I just saw a hobo shake a payphone until it spat out a bunch of quarters. what a champ.
The more I sober up, the more sick I am/realize how weird dancing around a wine bottle was
yeah well we're currently on the phone and she's telling me about how much she misses me and all this shit and i muted myself and i'm watching porn.
As I was puking last night I told them "it's ok I'm a paramedic"
Just had to explain to a senior manager why I had duct tape residue on my wrist and hand. This weekend was a success.
my night ended in me puking all over jenna's bed, then me trying to wash the sheets in the toilet.
No no I got the black eyes when I tried to do a flip off the second deck of a pontoon boat. Actually when I did a flip, it was a success.
We tried lying really still and being really quiet so that he wouldn't notice us before he left the room. Forgot about the glow in the dark condom.
U should feel bad.. u r like a sex politician. All talk and no follow thru
It wasn't like a party or anything. They played PlayStation and talked about sports. Then I threw up on his porch.
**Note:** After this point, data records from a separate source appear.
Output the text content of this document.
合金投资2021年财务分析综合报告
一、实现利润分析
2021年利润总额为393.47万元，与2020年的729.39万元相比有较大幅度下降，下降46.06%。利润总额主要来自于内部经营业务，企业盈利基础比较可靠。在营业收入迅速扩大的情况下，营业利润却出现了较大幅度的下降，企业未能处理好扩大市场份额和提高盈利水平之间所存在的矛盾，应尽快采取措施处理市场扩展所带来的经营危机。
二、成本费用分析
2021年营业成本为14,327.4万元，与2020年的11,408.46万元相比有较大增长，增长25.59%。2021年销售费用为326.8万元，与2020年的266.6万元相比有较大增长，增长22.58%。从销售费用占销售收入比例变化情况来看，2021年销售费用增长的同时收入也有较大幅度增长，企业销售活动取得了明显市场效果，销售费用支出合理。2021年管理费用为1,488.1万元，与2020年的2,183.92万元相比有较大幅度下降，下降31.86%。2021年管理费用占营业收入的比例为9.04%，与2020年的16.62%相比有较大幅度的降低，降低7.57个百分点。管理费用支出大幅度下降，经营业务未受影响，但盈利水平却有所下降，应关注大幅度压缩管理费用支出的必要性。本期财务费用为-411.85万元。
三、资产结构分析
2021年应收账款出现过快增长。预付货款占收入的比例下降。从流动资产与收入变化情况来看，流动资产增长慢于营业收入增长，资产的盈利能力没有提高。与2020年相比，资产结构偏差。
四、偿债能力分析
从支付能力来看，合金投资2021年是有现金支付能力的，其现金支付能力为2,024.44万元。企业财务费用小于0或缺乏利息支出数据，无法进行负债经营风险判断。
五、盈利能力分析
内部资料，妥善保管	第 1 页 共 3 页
I'd apply for another job, but "staring out windows crying" is not a hot qualification right now.
Well sure, my hetero side is thrilled, but my gay side is soooo judging
Nothing says hey I wanna be your friend again like ambushing me with a dick pic
half way down the stairs my legs said fuck this and i just fell the rest of the way...
Imagine we only get one cock for the rest of your life. I’d pick his dick. That good!